The irony isn’t lost on Sayers, who notes that when it comes to our private lives and personal technology use, we’re happy for biometrics to be used to unlock smartphones or computers, and for apps to monitor our behaviour in order to provide a better experience. [Ed: We’d argue that ‘happy’ might not be the right word here, with many consumers still more than a little concerned about the behaviour of tech giants such as Facebook and their all-pervasive monitoring.]

“Employers are trying to do the same thing, but in the work world everyone is concerned,” Sayers says.

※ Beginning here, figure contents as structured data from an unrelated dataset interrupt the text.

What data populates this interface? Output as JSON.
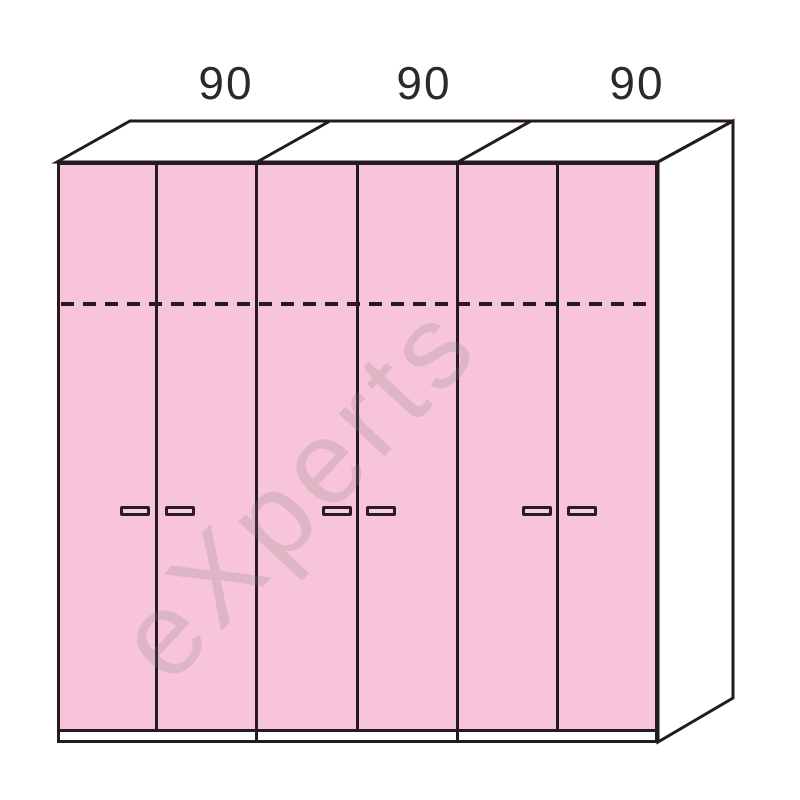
{
  "drawing": {
    "type": "wardrobe front 3d elevation drawing",
    "sections": [
      {
        "width_label": "90"
      },
      {
        "width_label": "90"
      },
      {
        "width_label": "90"
      }
    ],
    "sections_count": 3,
    "doors_count": 6,
    "doors_per_section": 2,
    "handles_count": 6,
    "features": {
      "dashed_internal_line": "horizontal dashed shelf line across all doors",
      "plinth": "white base strip under doors",
      "perspective": "top and right side faces shown in white"
    },
    "watermark": {
      "text": "eXperts"
    },
    "colors": {
      "door_fill": "#F8C4D9",
      "outline": "#241A22",
      "handle_fill": "#F6D0E0",
      "background": "#FFFFFF",
      "label_text": "#2A2A2A",
      "watermark_gray": "#808080"
    }
  }
}
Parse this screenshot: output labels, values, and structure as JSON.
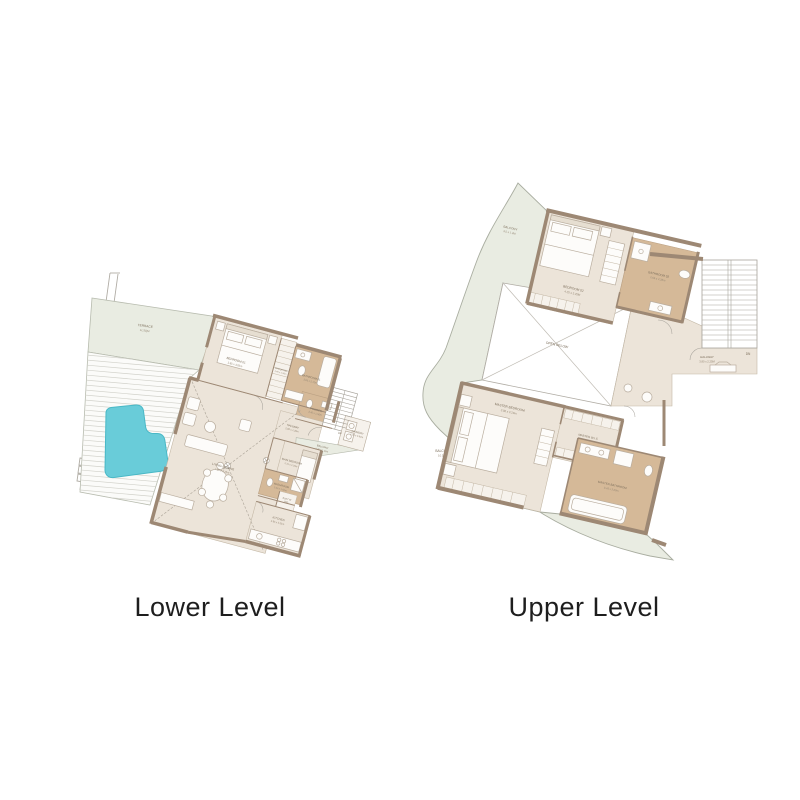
{
  "colors": {
    "background": "#ffffff",
    "terrace_sage": "#e9ece2",
    "floor_cream": "#ece4d9",
    "wetroom_tan": "#d5b998",
    "wall_brown": "#9d8874",
    "pool_teal": "#69ccd9",
    "line_gray": "#a8a49c",
    "title_text": "#1e1e1e",
    "label_text": "#7d6f5c"
  },
  "lower": {
    "title": "Lower Level",
    "rooms": {
      "terrace": {
        "name": "TERRACE",
        "dims": "11.5QM"
      },
      "bedroom1": {
        "name": "BEDROOM 01",
        "dims": "3.85 x 3.05m"
      },
      "wardrobe": {
        "name": "WARDROBE",
        "dims": "2.40 x 1.00m"
      },
      "bathroom1": {
        "name": "BATHROOM 01",
        "dims": "2.65 x 2.70m"
      },
      "powder": {
        "name": "POWDER",
        "dims": "2.40 x 1.50m"
      },
      "hallway": {
        "name": "HALLWAY",
        "dims": "2.00 x 1.20m"
      },
      "stairs": {
        "label": "UP"
      },
      "laundry": {
        "name": "LAUNDRY",
        "dims": "2.00 x 0.80m"
      },
      "balcony": {
        "name": "BALCONY",
        "dims": "3.45 x 1.00m"
      },
      "living": {
        "name": "LIVING / DINING",
        "dims": "7.00 x 3.70m"
      },
      "maid": {
        "name": "MAIN BEDROOM",
        "dims": "2.70 x 2.20m"
      },
      "washroom": {
        "name": "WASHROOM",
        "dims": "2.00 x 1.60m"
      },
      "builtin": {
        "name": "BUILT IN",
        "dims": "W/D"
      },
      "kitchen": {
        "name": "KITCHEN",
        "dims": "2.95 x 2.35m"
      }
    }
  },
  "upper": {
    "title": "Upper Level",
    "rooms": {
      "balcony_top": {
        "name": "BALCONY",
        "dims": "3.5 x 1.3M"
      },
      "bedroom2": {
        "name": "BEDROOM 02",
        "dims": "4.25 x 3.25M"
      },
      "bathroom2": {
        "name": "BATHROOM 02",
        "dims": "2.65 x 2.35m"
      },
      "open_below": {
        "name": "OPEN BELOW"
      },
      "hallway": {
        "name": "HALLWAY",
        "dims": "3.80 x 2.25M"
      },
      "stairs": {
        "label": "DN"
      },
      "master_bedroom": {
        "name": "MASTER BEDROOM",
        "dims": "3.80 x 3.20m"
      },
      "master_wic": {
        "name": "MASTER W.I.C",
        "dims": "2.05 x 1.60m"
      },
      "master_bath": {
        "name": "MASTER BATHROOM",
        "dims": "3.45 x 2.00m"
      },
      "balcony_left": {
        "name": "BALCONY",
        "dims": "10.5QM"
      }
    }
  }
}
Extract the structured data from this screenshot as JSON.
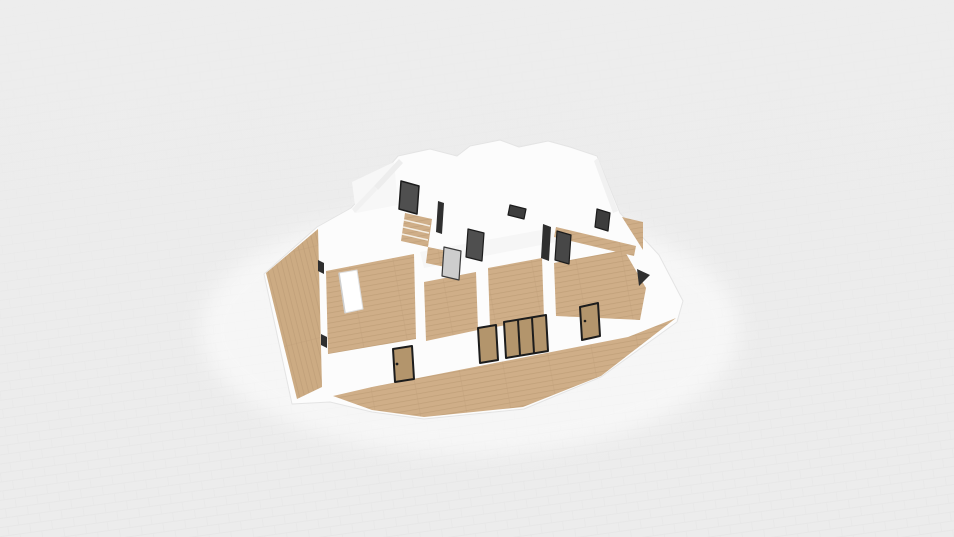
{
  "viewport": {
    "width": 954,
    "height": 537,
    "background": "#ececec"
  },
  "palette": {
    "bg": "#ececec",
    "grid": "#e1e1e1",
    "platform": "#fcfcfc",
    "platformEdge": "#e4e4e4",
    "wood": "#cfae88",
    "woodLine": "#bd9d76",
    "deckWood": "#ccab83",
    "island": "#ffffff",
    "islandEdge": "#dedede",
    "corridor": "#f6f6f6",
    "whiteFloor": "#f7f7f7",
    "wallFace": "#ededed",
    "wallFaceLight": "#f1f1f1",
    "darkDoor": "#4f4f4f",
    "darkDoor2": "#474747",
    "darkDoor3": "#3d3d3d",
    "grayDoor": "#cdcdcd",
    "tanDoor": "#b3956c",
    "doorFrame": "#1c1c1c",
    "accent": "#2f2f2f",
    "tread": "#f4ede2",
    "pool": "#ffffff"
  },
  "scene": {
    "shapes": [
      {
        "name": "ground-light-pool",
        "type": "ellipse",
        "cx": 470,
        "cy": 330,
        "rx": 270,
        "ry": 125,
        "fill": "pool",
        "opacity": 0.55,
        "filter": "softBlur"
      },
      {
        "name": "house-platform",
        "type": "polygon",
        "fill": "platform",
        "stroke": "platformEdge",
        "sw": 1,
        "pts": "264,274 317,227 351,208 374,184 398,156 430,149 457,156 470,146 500,140 519,147 548,141 570,147 597,156 620,213 659,255 683,301 677,322 601,377 524,409 424,419 372,412 330,402 292,404"
      },
      {
        "name": "left-deck-floor",
        "type": "polygon",
        "fill": "@plankB",
        "pts": "266,273 318,229 322,387 297,399"
      },
      {
        "name": "front-terrace-floor",
        "type": "polygon",
        "fill": "@plankA",
        "pts": "333,396 372,387 628,337 676,318 601,376 523,407 424,417 372,410"
      },
      {
        "name": "living-room-floor",
        "type": "polygon",
        "fill": "@plankA",
        "pts": "326,271 414,254 416,339 328,354"
      },
      {
        "name": "room-a-floor",
        "type": "polygon",
        "fill": "@plankA",
        "pts": "424,282 476,272 478,330 426,341"
      },
      {
        "name": "room-b-floor",
        "type": "polygon",
        "fill": "@plankA",
        "pts": "488,268 542,258 544,318 490,328"
      },
      {
        "name": "room-c-floor",
        "type": "polygon",
        "fill": "@plankA",
        "pts": "554,263 624,250 646,288 640,320 556,316"
      },
      {
        "name": "corridor-floor",
        "type": "polygon",
        "fill": "corridor",
        "pts": "420,252 552,228 556,242 424,268"
      },
      {
        "name": "top-left-room-floor",
        "type": "polygon",
        "fill": "whiteFloor",
        "pts": "352,182 394,162 398,205 356,213"
      },
      {
        "name": "hallway-wood-strip",
        "type": "polygon",
        "fill": "@plankA",
        "pts": "556,227 636,246 634,256 554,237"
      },
      {
        "name": "right-wood-wedge",
        "type": "polygon",
        "fill": "@plankA",
        "pts": "622,217 643,222 643,250"
      },
      {
        "name": "wall-face-shade-1",
        "type": "polygon",
        "fill": "wallFace",
        "pts": "374,186 399,159 403,163 378,190"
      },
      {
        "name": "wall-face-shade-2",
        "type": "polygon",
        "fill": "wallFaceLight",
        "pts": "352,209 374,186 377,190 355,213"
      },
      {
        "name": "wall-face-shade-3",
        "type": "polygon",
        "fill": "wallFaceLight",
        "pts": "598,158 618,211 613,213 594,161"
      },
      {
        "name": "staircase-steps",
        "type": "polygon",
        "fill": "@plankA",
        "pts": "405,213 432,219 428,247 401,241"
      },
      {
        "name": "stair-tread-1",
        "type": "line",
        "x1": 404,
        "y1": 220,
        "x2": 430,
        "y2": 226,
        "stroke": "tread",
        "sw": 1.6
      },
      {
        "name": "stair-tread-2",
        "type": "line",
        "x1": 403,
        "y1": 227,
        "x2": 429,
        "y2": 233,
        "stroke": "tread",
        "sw": 1.6
      },
      {
        "name": "stair-tread-3",
        "type": "line",
        "x1": 402,
        "y1": 234,
        "x2": 428,
        "y2": 240,
        "stroke": "tread",
        "sw": 1.6
      },
      {
        "name": "stair-landing",
        "type": "polygon",
        "fill": "@plankA",
        "pts": "428,247 452,252 450,268 426,263"
      },
      {
        "name": "kitchen-island",
        "type": "polygon",
        "fill": "island",
        "stroke": "islandEdge",
        "sw": 1,
        "pts": "339,273 357,270 363,309 345,313"
      },
      {
        "name": "island-shadow-edge",
        "type": "line",
        "x1": 339,
        "y1": 273,
        "x2": 345,
        "y2": 313,
        "stroke": "#cfcfcf",
        "sw": 1.5
      },
      {
        "name": "doorway-shadow-left-top",
        "type": "polygon",
        "fill": "accent",
        "pts": "318,260 324,263 324,274 318,271"
      },
      {
        "name": "doorway-shadow-left-bottom",
        "type": "polygon",
        "fill": "accent",
        "pts": "321,334 327,337 327,348 321,345"
      },
      {
        "name": "doorway-shadow-stair",
        "type": "polygon",
        "fill": "accent",
        "pts": "438,201 444,203 442,234 436,232"
      },
      {
        "name": "doorway-shadow-center",
        "type": "polygon",
        "fill": "accent",
        "pts": "543,224 551,227 549,261 541,258"
      },
      {
        "name": "doorway-shadow-right",
        "type": "polygon",
        "fill": "accent",
        "pts": "637,269 650,275 639,286"
      },
      {
        "name": "door-panel-top-center",
        "type": "polygon",
        "fill": "darkDoor3",
        "stroke": "doorFrame",
        "sw": 1.2,
        "pts": "510,205 526,209 524,219 508,215"
      },
      {
        "name": "stair-door-panel",
        "type": "polygon",
        "fill": "darkDoor",
        "stroke": "doorFrame",
        "sw": 1.5,
        "pts": "401,181 419,186 417,214 399,209"
      },
      {
        "name": "gray-door-panel",
        "type": "polygon",
        "fill": "grayDoor",
        "stroke": "#3a3a3a",
        "sw": 1.2,
        "pts": "444,247 461,251 459,280 442,276"
      },
      {
        "name": "dark-door-panel-1",
        "type": "polygon",
        "fill": "darkDoor",
        "stroke": "doorFrame",
        "sw": 1.2,
        "pts": "468,229 484,233 482,261 466,257"
      },
      {
        "name": "dark-door-panel-2",
        "type": "polygon",
        "fill": "darkDoor2",
        "stroke": "doorFrame",
        "sw": 1.2,
        "pts": "557,231 571,235 569,264 555,260"
      },
      {
        "name": "dark-door-panel-3",
        "type": "polygon",
        "fill": "darkDoor3",
        "stroke": "doorFrame",
        "sw": 1.2,
        "pts": "597,209 610,213 608,231 595,227"
      },
      {
        "name": "front-entry-door",
        "type": "polygon",
        "fill": "tanDoor",
        "stroke": "doorFrame",
        "sw": 2,
        "pts": "393,349 412,346 414,379 395,382"
      },
      {
        "name": "front-glass-door-1",
        "type": "polygon",
        "fill": "tanDoor",
        "stroke": "doorFrame",
        "sw": 2,
        "pts": "478,328 496,325 498,360 480,363"
      },
      {
        "name": "front-sliding-glass-door",
        "type": "polygon",
        "fill": "tanDoor",
        "stroke": "doorFrame",
        "sw": 2,
        "pts": "504,322 546,315 548,351 506,358"
      },
      {
        "name": "slider-mullion-1",
        "type": "line",
        "x1": 518,
        "y1": 320,
        "x2": 520,
        "y2": 355,
        "stroke": "doorFrame",
        "sw": 2
      },
      {
        "name": "slider-mullion-2",
        "type": "line",
        "x1": 532,
        "y1": 318,
        "x2": 534,
        "y2": 353,
        "stroke": "doorFrame",
        "sw": 2
      },
      {
        "name": "front-door-right",
        "type": "polygon",
        "fill": "tanDoor",
        "stroke": "doorFrame",
        "sw": 2,
        "pts": "580,307 598,303 600,336 582,340"
      },
      {
        "name": "entry-door-handle",
        "type": "ellipse",
        "cx": 397,
        "cy": 364,
        "rx": 1.4,
        "ry": 1.4,
        "fill": "doorFrame",
        "opacity": 1
      },
      {
        "name": "right-door-handle",
        "type": "ellipse",
        "cx": 585,
        "cy": 321,
        "rx": 1.3,
        "ry": 1.3,
        "fill": "doorFrame",
        "opacity": 1
      }
    ]
  }
}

It’s a response that has both Sayers and Pesce advocating for a new, outcome-based approach to performance management, and open conversations about privacy, acceptable purpose, trust and permission.

“Privacy is a top concern and people are protective of their home space,” says Sayers. “While for many people working from home offers benefits of less commuting time and work-life balance, for others it is an imposition necessitated by the Covid response.

“Being mandated to work from home is not the same as volunteering for it. Employers must gain trust and permission to introduce monitoring technologies into that space. A two-way discussion is critical to successful organisational change management. And just because the technology allows you to do something doesn’t mean it is always appropriate.”

Adds Pesce: “There definitely needs to be a lot of transparency around monitoring. Employees don’t necessarily know when or why they are being monitored and when that monitoring is actually being examined.

“The more transparent that is, the more it either reassures the employee or sends up a red flag that they are dealing with someone who has an unnatural interest in their behaviour.”

He says he expects cases where monitoring goes ‘badly wrong’ to result in regulations, likely under the purview of the privacy regulators in each country.

“[It] hasn’t really been thought about in terms of the business, but now work from anywhere is becoming a thing a lot of this will get folded into some of the regulation around privacy.”

The report also shows that New Zealanders has one of the lowest levels of security concerns – at 140 out of 300 it’s the fourth lowest level of concern of the 11 countries measured – but its at its highest since 2017, driven by publicity over ransomware attacks and the likes of the Waikato District Health Board cyber attack.

Australia, by comparison, is now at its equal high point fo 159.

The top three concerns in New Zealand were all data or privacy theft related: Identity theft (52 percent), hacking and viruses (51 percent) and bankcard fraud (49 percent).